There are several notable items shown above:

  • The success criteria include typical project attributes such as development cost and time to market.
  • The success criteria also include several product attributes including accuracy and COGS. Product attributes are used only if they impact the development approach – for example they might dictate whether a custom sensor must be developed instead of using an off-the-shelf part that might be less accurate and cost more but would reduce the development costs and schedule.
  • The success criteria also include three attributes that are measures of business’s ability to tolerate risk. These are key to tailoring the development approach because there are always many unknowns at the time the project plans and estimates must be formulated. A very low risk tolerance leads to higher costs and longer schedules. However, some tolerance for risk, opens up opportunities to significantly reduce costs and schedule.
  • Note that the prioritization did not force a strict ordering. Some effort should be made to spread the priorities, but in the end sometimes two attributes are equally important. The prioritization is used to weight the relative importance of each of the success criteria.
  • Note that a target value is identified for each success criteria. The target can be used to rank various alternatives as better, worse or equivalent.

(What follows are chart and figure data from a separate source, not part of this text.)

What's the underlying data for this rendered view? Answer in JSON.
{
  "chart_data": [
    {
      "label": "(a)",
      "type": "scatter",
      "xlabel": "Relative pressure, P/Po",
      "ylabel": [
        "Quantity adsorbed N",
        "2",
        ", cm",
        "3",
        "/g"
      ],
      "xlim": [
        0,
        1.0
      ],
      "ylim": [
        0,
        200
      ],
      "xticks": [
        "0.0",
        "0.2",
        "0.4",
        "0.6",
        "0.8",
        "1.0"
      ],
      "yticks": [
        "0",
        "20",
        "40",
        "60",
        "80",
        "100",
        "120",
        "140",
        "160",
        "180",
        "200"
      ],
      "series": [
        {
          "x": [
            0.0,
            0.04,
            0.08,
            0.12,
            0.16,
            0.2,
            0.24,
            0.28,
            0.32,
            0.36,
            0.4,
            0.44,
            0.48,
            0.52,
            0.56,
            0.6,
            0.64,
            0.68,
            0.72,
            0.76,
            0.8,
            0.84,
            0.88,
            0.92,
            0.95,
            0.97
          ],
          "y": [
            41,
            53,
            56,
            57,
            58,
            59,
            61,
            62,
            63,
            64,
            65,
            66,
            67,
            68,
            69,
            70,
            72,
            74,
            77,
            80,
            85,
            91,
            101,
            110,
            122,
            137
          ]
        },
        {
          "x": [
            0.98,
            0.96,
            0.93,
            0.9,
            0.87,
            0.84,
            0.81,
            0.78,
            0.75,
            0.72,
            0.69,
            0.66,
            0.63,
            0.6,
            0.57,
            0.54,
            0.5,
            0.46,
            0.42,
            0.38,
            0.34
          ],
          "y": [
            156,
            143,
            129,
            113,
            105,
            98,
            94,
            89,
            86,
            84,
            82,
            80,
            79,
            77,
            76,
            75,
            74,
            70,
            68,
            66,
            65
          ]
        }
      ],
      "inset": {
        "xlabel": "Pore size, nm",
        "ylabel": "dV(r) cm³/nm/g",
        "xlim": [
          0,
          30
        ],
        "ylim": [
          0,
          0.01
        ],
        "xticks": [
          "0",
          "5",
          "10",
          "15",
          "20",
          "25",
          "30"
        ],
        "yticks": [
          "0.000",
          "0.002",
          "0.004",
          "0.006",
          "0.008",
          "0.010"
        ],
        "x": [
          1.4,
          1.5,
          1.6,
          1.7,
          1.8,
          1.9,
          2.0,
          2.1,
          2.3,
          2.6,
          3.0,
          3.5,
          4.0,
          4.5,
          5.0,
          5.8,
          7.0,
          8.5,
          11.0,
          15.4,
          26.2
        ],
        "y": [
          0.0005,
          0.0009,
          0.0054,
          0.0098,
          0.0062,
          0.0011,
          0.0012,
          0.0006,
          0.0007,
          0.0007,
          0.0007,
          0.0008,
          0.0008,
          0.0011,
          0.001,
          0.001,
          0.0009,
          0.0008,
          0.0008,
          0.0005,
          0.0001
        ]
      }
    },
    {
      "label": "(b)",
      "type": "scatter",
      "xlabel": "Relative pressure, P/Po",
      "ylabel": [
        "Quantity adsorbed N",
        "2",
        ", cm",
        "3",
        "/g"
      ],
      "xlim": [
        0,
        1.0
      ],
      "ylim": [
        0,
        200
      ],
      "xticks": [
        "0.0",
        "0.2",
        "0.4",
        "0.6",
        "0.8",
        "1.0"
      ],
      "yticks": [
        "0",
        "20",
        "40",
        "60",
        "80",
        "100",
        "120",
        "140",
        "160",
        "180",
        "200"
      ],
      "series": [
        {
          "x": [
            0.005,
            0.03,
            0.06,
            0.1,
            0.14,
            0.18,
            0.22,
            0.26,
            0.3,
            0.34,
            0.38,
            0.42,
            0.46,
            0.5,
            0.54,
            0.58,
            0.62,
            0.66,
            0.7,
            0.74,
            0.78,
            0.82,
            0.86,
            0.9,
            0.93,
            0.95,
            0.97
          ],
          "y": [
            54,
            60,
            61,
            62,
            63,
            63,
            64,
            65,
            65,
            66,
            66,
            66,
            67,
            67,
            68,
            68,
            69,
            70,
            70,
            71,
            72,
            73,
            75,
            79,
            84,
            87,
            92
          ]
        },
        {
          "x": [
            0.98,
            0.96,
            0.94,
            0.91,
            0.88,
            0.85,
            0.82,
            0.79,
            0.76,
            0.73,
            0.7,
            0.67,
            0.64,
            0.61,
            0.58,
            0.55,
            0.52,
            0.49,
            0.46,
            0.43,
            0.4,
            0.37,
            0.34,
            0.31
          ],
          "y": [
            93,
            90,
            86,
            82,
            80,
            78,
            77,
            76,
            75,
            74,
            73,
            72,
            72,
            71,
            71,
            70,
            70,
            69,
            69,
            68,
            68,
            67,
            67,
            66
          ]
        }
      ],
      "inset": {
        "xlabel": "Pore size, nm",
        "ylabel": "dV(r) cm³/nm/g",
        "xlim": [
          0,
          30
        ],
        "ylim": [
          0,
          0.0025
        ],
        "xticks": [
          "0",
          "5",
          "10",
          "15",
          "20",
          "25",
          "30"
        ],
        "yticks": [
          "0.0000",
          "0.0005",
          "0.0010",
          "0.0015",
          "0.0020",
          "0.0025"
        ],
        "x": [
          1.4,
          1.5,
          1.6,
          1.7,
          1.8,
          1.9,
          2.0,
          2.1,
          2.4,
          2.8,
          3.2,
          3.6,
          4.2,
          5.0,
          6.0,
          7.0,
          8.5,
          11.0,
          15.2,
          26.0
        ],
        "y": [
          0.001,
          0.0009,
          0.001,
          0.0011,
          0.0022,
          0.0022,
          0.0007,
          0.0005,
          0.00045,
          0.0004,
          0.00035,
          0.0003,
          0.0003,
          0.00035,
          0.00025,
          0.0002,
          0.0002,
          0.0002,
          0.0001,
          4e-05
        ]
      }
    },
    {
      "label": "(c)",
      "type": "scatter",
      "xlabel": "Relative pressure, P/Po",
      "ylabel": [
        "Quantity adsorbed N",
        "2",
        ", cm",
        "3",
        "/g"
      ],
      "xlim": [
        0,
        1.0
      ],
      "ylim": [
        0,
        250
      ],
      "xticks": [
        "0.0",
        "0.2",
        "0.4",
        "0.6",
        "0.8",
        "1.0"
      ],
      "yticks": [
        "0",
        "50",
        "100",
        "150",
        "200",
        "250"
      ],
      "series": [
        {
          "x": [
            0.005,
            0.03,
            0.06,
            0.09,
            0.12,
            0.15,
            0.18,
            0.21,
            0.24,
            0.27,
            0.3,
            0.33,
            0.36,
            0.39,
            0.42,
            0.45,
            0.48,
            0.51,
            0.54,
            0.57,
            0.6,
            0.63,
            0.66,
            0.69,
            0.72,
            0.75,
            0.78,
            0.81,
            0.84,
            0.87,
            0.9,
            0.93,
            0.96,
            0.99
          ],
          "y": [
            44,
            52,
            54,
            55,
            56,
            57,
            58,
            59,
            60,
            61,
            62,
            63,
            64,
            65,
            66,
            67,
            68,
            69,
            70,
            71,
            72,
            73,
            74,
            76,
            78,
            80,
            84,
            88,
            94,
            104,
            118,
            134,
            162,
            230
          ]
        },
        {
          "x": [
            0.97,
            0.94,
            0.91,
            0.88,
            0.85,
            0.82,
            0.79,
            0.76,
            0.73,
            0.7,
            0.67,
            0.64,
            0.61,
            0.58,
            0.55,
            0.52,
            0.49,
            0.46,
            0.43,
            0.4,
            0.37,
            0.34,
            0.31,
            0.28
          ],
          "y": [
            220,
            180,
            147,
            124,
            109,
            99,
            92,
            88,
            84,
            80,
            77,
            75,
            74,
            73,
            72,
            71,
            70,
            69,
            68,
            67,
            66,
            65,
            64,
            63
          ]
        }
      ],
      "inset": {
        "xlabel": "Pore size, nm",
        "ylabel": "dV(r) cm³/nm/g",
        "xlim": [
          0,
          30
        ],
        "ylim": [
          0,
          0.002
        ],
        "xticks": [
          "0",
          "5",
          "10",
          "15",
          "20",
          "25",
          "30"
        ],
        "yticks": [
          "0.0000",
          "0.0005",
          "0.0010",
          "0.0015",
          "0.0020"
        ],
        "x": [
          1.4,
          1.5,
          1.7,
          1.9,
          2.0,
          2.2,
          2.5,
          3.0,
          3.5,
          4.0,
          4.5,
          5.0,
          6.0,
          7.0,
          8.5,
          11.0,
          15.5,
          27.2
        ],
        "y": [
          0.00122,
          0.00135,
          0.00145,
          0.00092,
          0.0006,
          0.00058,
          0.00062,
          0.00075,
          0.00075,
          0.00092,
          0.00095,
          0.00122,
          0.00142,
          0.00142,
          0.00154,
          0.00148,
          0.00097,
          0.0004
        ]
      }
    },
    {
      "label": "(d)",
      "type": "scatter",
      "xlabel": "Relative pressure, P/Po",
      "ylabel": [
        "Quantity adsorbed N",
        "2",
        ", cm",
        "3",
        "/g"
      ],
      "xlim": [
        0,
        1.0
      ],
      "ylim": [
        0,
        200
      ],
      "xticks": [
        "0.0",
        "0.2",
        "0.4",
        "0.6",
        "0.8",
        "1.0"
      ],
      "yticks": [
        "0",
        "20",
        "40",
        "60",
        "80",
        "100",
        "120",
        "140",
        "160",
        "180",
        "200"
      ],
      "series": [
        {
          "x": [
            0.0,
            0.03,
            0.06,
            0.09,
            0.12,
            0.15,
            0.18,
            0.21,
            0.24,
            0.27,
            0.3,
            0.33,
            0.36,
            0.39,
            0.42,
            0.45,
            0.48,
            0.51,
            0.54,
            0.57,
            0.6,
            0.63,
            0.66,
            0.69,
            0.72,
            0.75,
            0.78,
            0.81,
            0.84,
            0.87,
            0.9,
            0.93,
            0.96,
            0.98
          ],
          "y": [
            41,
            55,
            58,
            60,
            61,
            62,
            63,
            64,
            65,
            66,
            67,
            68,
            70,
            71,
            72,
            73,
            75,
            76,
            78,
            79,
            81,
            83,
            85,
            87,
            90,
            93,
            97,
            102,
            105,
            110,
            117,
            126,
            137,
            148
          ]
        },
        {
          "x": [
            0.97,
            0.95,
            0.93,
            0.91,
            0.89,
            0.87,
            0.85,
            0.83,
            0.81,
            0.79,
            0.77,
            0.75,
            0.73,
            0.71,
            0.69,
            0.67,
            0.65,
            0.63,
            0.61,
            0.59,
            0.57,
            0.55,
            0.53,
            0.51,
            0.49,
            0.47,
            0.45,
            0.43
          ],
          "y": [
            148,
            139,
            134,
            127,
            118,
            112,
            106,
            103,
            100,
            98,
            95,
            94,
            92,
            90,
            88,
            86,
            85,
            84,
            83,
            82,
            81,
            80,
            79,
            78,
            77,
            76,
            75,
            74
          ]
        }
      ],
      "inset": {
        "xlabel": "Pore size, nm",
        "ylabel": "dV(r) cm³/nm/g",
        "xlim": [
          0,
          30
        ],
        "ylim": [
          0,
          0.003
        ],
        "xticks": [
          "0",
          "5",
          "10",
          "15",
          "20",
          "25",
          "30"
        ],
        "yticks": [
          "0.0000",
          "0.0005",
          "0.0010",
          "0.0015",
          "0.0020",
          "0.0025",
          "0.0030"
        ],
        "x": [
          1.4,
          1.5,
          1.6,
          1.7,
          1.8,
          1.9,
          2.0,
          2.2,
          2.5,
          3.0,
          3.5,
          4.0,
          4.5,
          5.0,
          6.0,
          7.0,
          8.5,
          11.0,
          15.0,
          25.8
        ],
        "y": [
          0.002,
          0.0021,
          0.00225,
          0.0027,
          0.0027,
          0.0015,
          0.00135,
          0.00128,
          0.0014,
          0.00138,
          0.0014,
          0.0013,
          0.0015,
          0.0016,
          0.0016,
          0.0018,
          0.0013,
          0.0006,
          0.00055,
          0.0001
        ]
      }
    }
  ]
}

A Trade-Off Analysis Example

The table below shows an example of how a trade-off analysis can be performed to evaluate and select between two different development approaches for a product. The alternatives are evaluated using a Pugh Matrix where the key attributes of the product development are prioritized and then scored for each alternative considered.

Approach 1: has 1 build for EVT, 1 build for DVT and 1 build for PVT. There is some development cost and schedule risk that another DVT build will be needed. A full custom sensor is used to achieve high accuracy, even though it increases development costs and schedule.

Approach 2: is a more conservative approach: has 1 build for EVT, 2 builds for DVT and 1 build for PVT.  An off-the-shelf sensor is used to reduce development costs and schedule even though its accuracy is not as good.

The scoring uses a simple three-point scale: worse (-1), equivalent (0) or better (+1).

Approach 1 Approach 2
Weight Target Description Score Description Score
Development cost 7 1 build each: EVT, DVT & PVT 1 1 build for EVT & PVT, 2 builds for DVT -1
Product Cost (COGS) 7 Full custom parts 1 Selected buy vs build -1
Time to market 6 12 months Minimum number of builds 0 One extra build planned -1
Product Attribute 1 (accuracy) 6 ± 2% Custom sensor 1 Off the shelf sensor 0
Product Attribute 2 (weight) 5 2 AA cells -1 2 AAA cells 1
Product Attribute 3 (battery life) 4 > 1 week 1 0
Tolerance for development cost risks 3 risk of 2nd DVT build adding $60k -1 low risk 0
Tolerance for schedule risks 2 risk of 2nd DVT build adding 3 months -1 low risk 0
Tolerance for product feature reduction 1 Low low risk 0 low risk 0
Total (Weight X Score) 14 -15

Approach 1 scores better overall than Approach 2. The product produced by Approach 1 is arguably better with a custom sensor and longer battery life, although it is a little heavier. Approach 2 has higher development costs but lower development risks because an additional build cycle is in the plan. Due to the higher risks in Approach 1, it could end up costing the same as Approach 2 (if the second DVT build is needed), but it could also end up costing considerably less.

Conclusions

The industry-standard phased product development approach can be adapted for better alignment with a specific business situation. The alignment process requires good collaboration between business and engineering leaders to understand each others’ perspective and concerns and make decisions that optimize the potential for success.

Our example shows the use of a formal decision matrix to evaluate the alignment of alternative approaches. The merits and demerits of each alternative are assessed with respect to success criteria identified and prioritized using the collaborative process.

This overall approach of identifying and prioritizing the success criteria and scoring project approach trade-offs will lead to the best possible development strategy for each business situation, including yours.